Dolayısıyla, Ukrayna ve Tayvan gibi jeopolitik riskler göz ardı edilse bile, ABD ekonomisi için durum hiç de iç açıcı görünmüyor. Eski ABD Hazine Bakanı Larry Summers'ın bile resesyon tahmininde bulunmasının bir nedeni de:
"Para politikasıyla ilişkili gecikmeler, kredi krizi riskleri, enflasyon konusunda devam eden eylem ihtiyacı ve emtiayı etkileyen jeopolitik veya diğer şokların riski bir araya getirildiğinde, resesyon olasılığının yüzde 70 civarında olduğunu düşünüyorum."

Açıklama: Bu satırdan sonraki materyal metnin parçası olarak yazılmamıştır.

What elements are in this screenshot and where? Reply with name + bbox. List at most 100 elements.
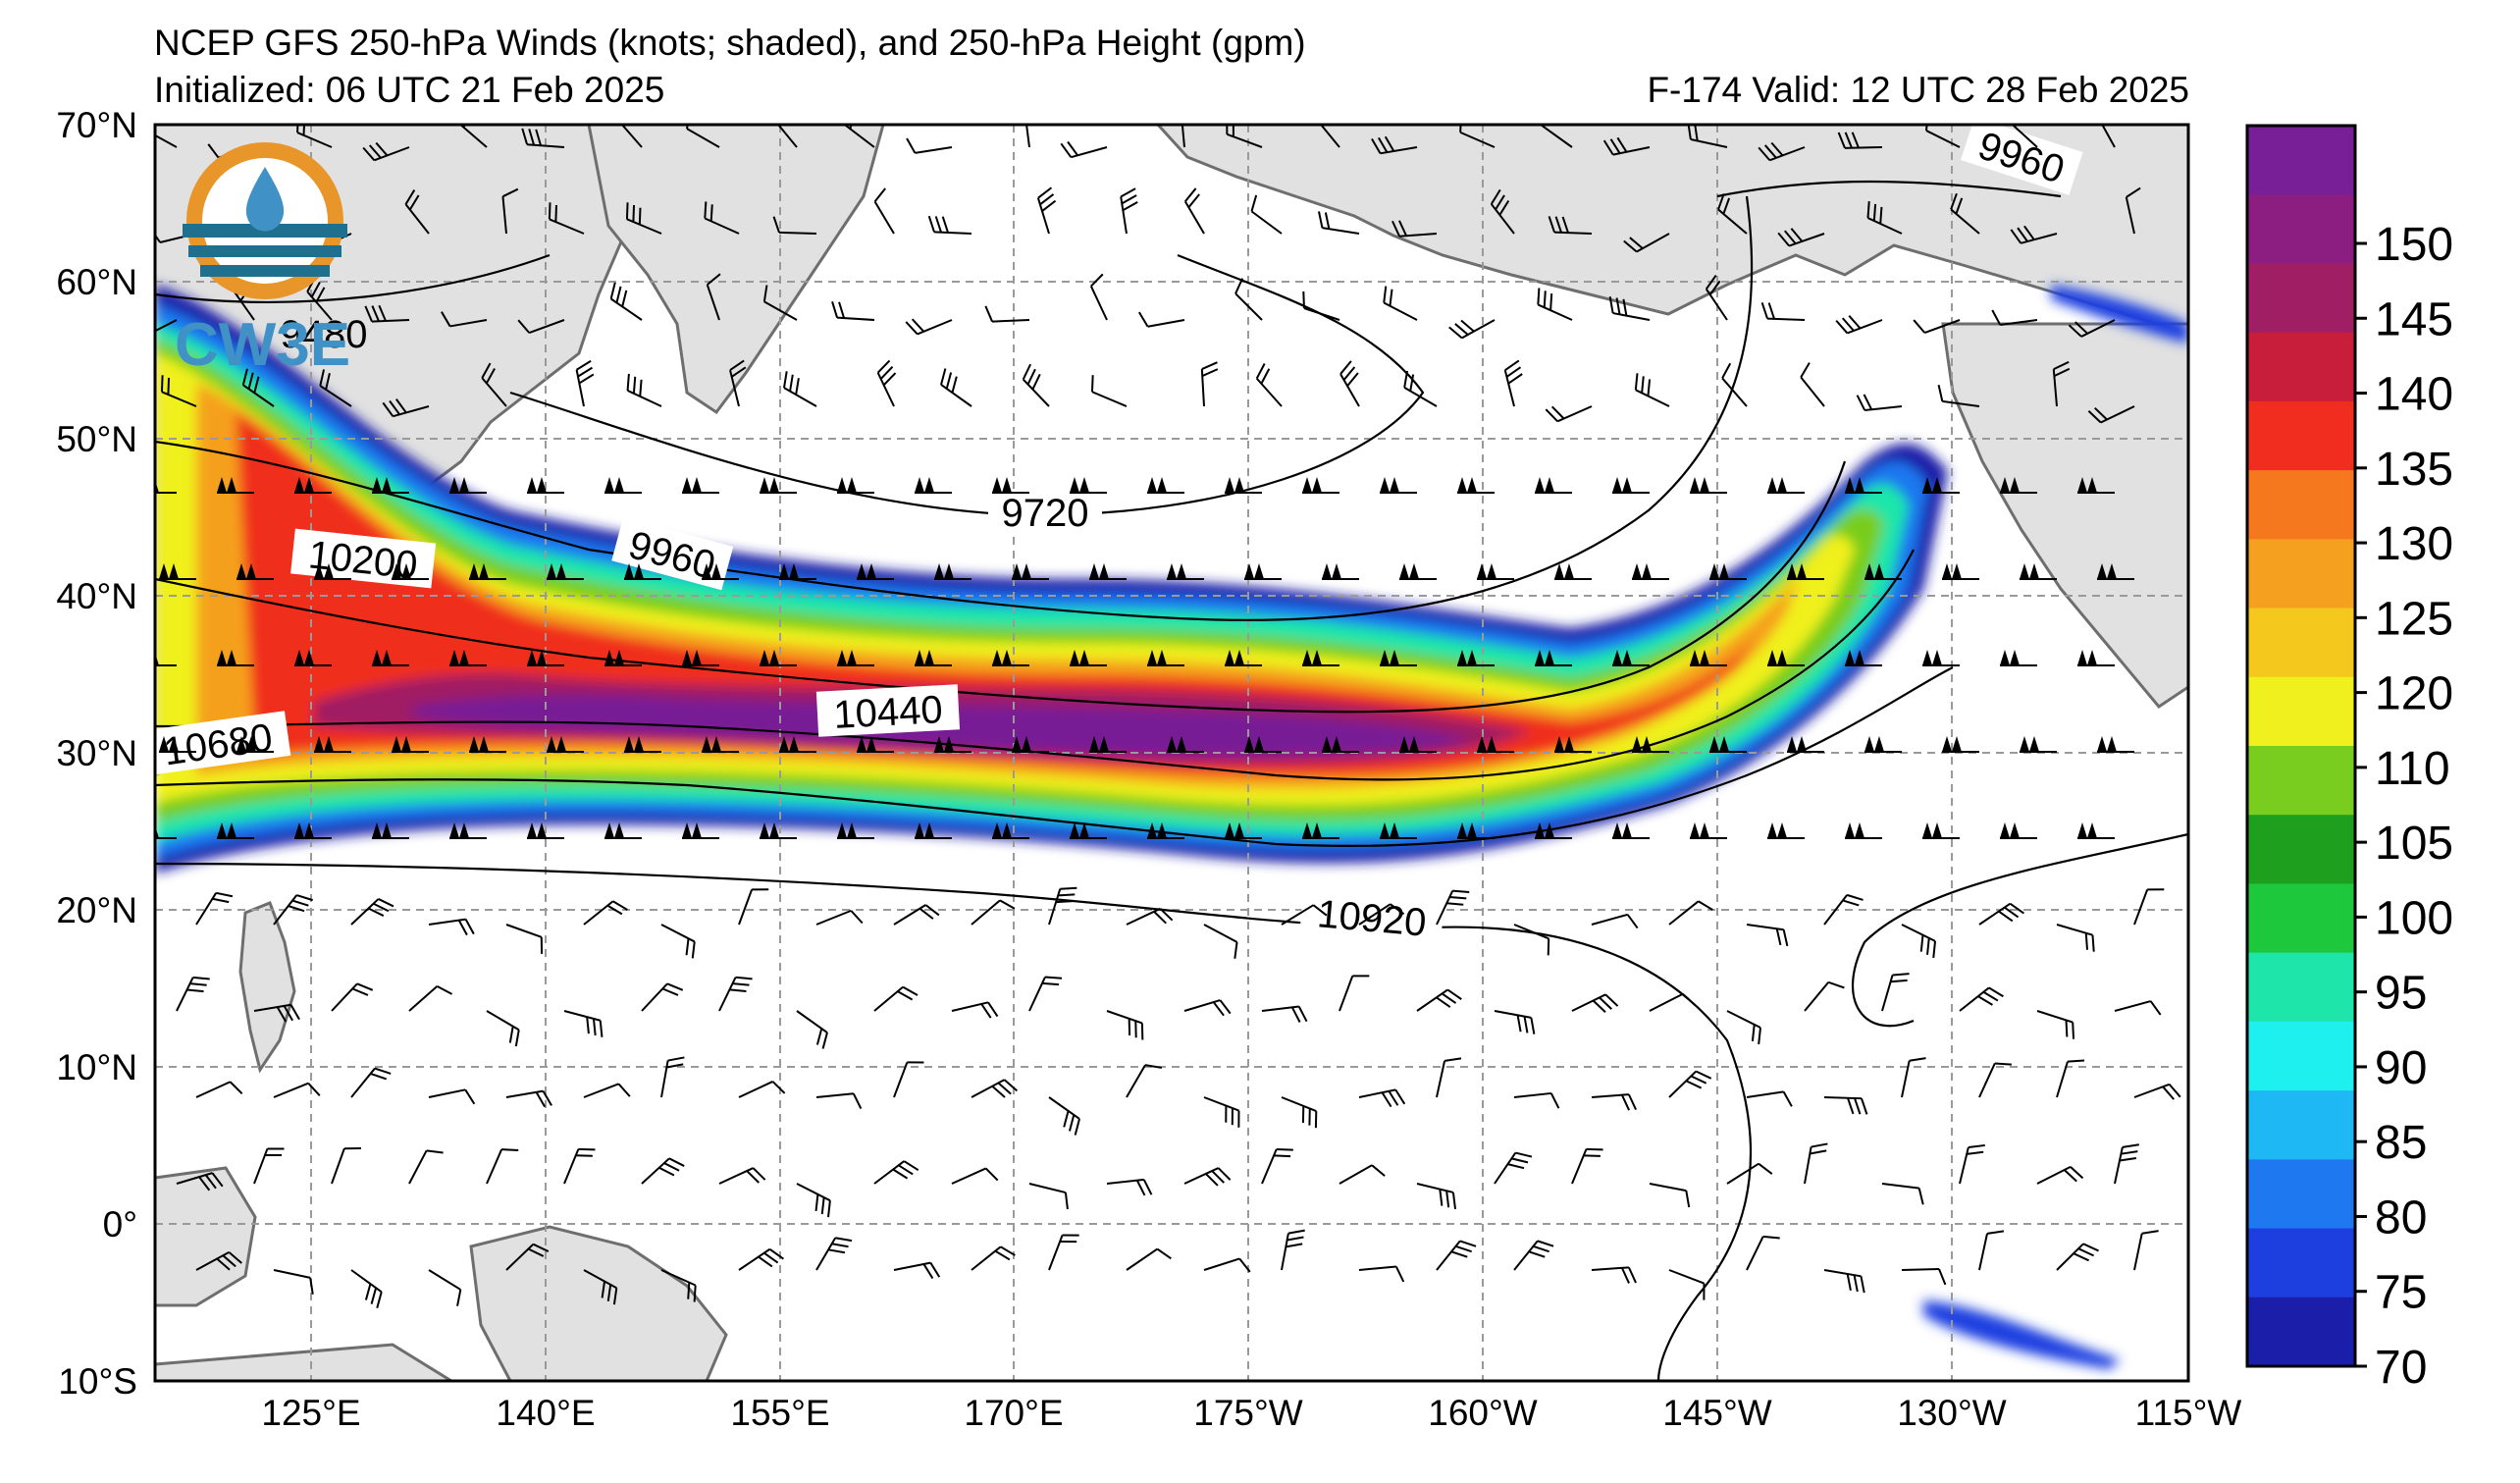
wind-barb bbox=[1302, 650, 1339, 666]
wind-barb bbox=[2133, 1230, 2159, 1271]
wind-barb bbox=[1147, 822, 1184, 839]
wind-barb bbox=[1225, 822, 1262, 839]
colorbar-tick-label: 100 bbox=[2375, 892, 2453, 944]
wind-barb bbox=[1668, 900, 1713, 926]
wind-barb bbox=[1726, 1162, 1773, 1185]
wind-barb bbox=[486, 1148, 519, 1185]
wind-barb bbox=[1668, 1070, 1712, 1098]
wind-barb bbox=[706, 273, 721, 321]
wind-barb bbox=[1380, 650, 1417, 666]
wind-barb bbox=[1147, 650, 1184, 666]
wind-barb bbox=[1649, 1183, 1691, 1208]
wind-barb bbox=[155, 319, 178, 339]
wind-barb bbox=[1302, 822, 1339, 839]
wind-barb bbox=[1028, 1183, 1069, 1210]
wind-barb bbox=[893, 904, 940, 926]
wind-barb bbox=[837, 477, 874, 494]
jet-shade-se bbox=[1923, 1300, 2120, 1369]
wind-barb bbox=[1746, 1235, 1780, 1271]
lon-label: 140°E bbox=[496, 1393, 595, 1433]
wind-barb bbox=[548, 202, 585, 235]
wind-barb bbox=[1234, 278, 1263, 321]
wind-barb bbox=[294, 650, 332, 666]
wind-barb bbox=[1070, 477, 1107, 494]
initialized-time: Initialized: 06 UTC 21 Feb 2025 bbox=[154, 70, 665, 110]
wind-barb bbox=[796, 1183, 831, 1218]
wind-barb bbox=[1545, 405, 1593, 423]
wind-barb bbox=[837, 650, 874, 666]
wind-barb bbox=[2056, 1243, 2099, 1271]
wind-barb bbox=[547, 563, 584, 580]
wind-barb bbox=[1436, 889, 1470, 926]
wind-barb bbox=[2020, 736, 2057, 753]
wind-barb bbox=[1922, 822, 1960, 839]
wind-barb bbox=[1513, 1240, 1554, 1271]
wind-barb bbox=[1383, 286, 1418, 321]
wind-barb bbox=[1490, 188, 1515, 235]
wind-barb bbox=[984, 305, 1030, 323]
wind-barb bbox=[992, 650, 1029, 666]
wind-barb bbox=[729, 359, 747, 407]
wind-barb bbox=[1632, 736, 1669, 753]
wind-barb bbox=[575, 359, 595, 407]
wind-barb bbox=[469, 563, 506, 580]
colorbar-swatch bbox=[2247, 1159, 2355, 1230]
colorbar-tick-label: 95 bbox=[2375, 968, 2427, 1020]
wind-barb bbox=[624, 736, 661, 753]
lon-label: 155°E bbox=[730, 1393, 829, 1433]
wind-barb bbox=[1535, 477, 1572, 494]
lat-label: 20°N bbox=[56, 890, 137, 930]
wind-barb bbox=[364, 304, 410, 323]
wind-barb bbox=[1416, 988, 1462, 1012]
wind-barb bbox=[1845, 822, 1882, 839]
wind-barb bbox=[236, 563, 274, 580]
wind-barb bbox=[1804, 980, 1845, 1012]
wind-barb bbox=[1608, 296, 1651, 321]
logo-text: CW3E bbox=[175, 311, 350, 379]
wind-barb bbox=[796, 1010, 828, 1049]
wind-barb bbox=[1726, 1010, 1761, 1045]
wind-barb bbox=[1864, 736, 1902, 753]
lon-label: 170°E bbox=[964, 1393, 1063, 1433]
wind-barb bbox=[1591, 1093, 1637, 1111]
wind-barb bbox=[583, 1269, 618, 1305]
colorbar-swatch bbox=[2247, 1090, 2355, 1160]
wind-barb bbox=[2000, 477, 2037, 494]
wind-barb bbox=[682, 477, 719, 494]
wind-barb bbox=[1901, 1057, 1926, 1098]
wind-barb bbox=[1203, 1096, 1240, 1128]
wind-barb bbox=[2000, 822, 2037, 839]
wind-barb bbox=[1416, 1183, 1456, 1210]
wind-barb bbox=[772, 125, 798, 148]
wind-barb bbox=[382, 398, 430, 418]
wind-barb bbox=[1777, 228, 1825, 247]
contour-9960-a bbox=[155, 195, 1754, 621]
map-area: 9960 9480 10200 9960 9720 10440 10680 10… bbox=[155, 125, 2188, 1381]
wind-barb bbox=[1060, 140, 1108, 159]
wind-barb bbox=[2068, 319, 2116, 338]
lat-label: 10°S bbox=[58, 1361, 137, 1402]
wind-barb bbox=[1371, 135, 1418, 155]
wind-barb bbox=[1537, 288, 1573, 321]
wind-barb bbox=[547, 736, 584, 753]
wind-barb bbox=[2133, 1083, 2181, 1100]
valid-time: F-174 Valid: 12 UTC 28 Feb 2025 bbox=[1647, 70, 2189, 110]
wind-barb bbox=[2077, 477, 2115, 494]
wind-barb bbox=[1203, 924, 1238, 959]
lat-label: 10°N bbox=[56, 1047, 137, 1087]
wind-barb bbox=[2036, 1010, 2075, 1039]
wind-barb bbox=[241, 368, 275, 407]
colorbar: 70 75 80 85 90 95 100 105 110 120 125 130 135 140 145 1… bbox=[2245, 124, 2453, 1394]
wind-barb bbox=[1250, 194, 1283, 235]
wind-barb bbox=[992, 822, 1029, 839]
wind-barb bbox=[704, 201, 740, 235]
wind-barb bbox=[1318, 211, 1360, 235]
wind-barb bbox=[1106, 1178, 1153, 1196]
colorbar-swatch bbox=[2247, 194, 2355, 264]
wind-barb bbox=[1864, 563, 1902, 580]
wind-barb bbox=[583, 900, 628, 926]
wind-barb bbox=[1048, 1096, 1080, 1136]
wind-barb bbox=[660, 1056, 685, 1098]
colorbar-swatch bbox=[2247, 676, 2355, 747]
wind-barb bbox=[449, 650, 487, 666]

Görünüşe göre ekonomik gerileme kesin ve herkesin dilinde, sadece finans piyasaları bunu duymak istemiyor. Fed'in faiz oranlarını büyük ölçüde düşürerek ve yeni bir QE turu başlatarak kendilerini kurtaracağına güveniyorlar.
O zaman S&P 500 ve Nasdaq 100 yeni rekor seviyelere tırmanacak ve piyasa katılımcıları yükselen enflasyon ve azalan uluslararası dolar kabulü pahasına tüm gerçek olumsuzluklara nasıl meydan okudukları konusunda birbirlerini tebrik edebilecekler.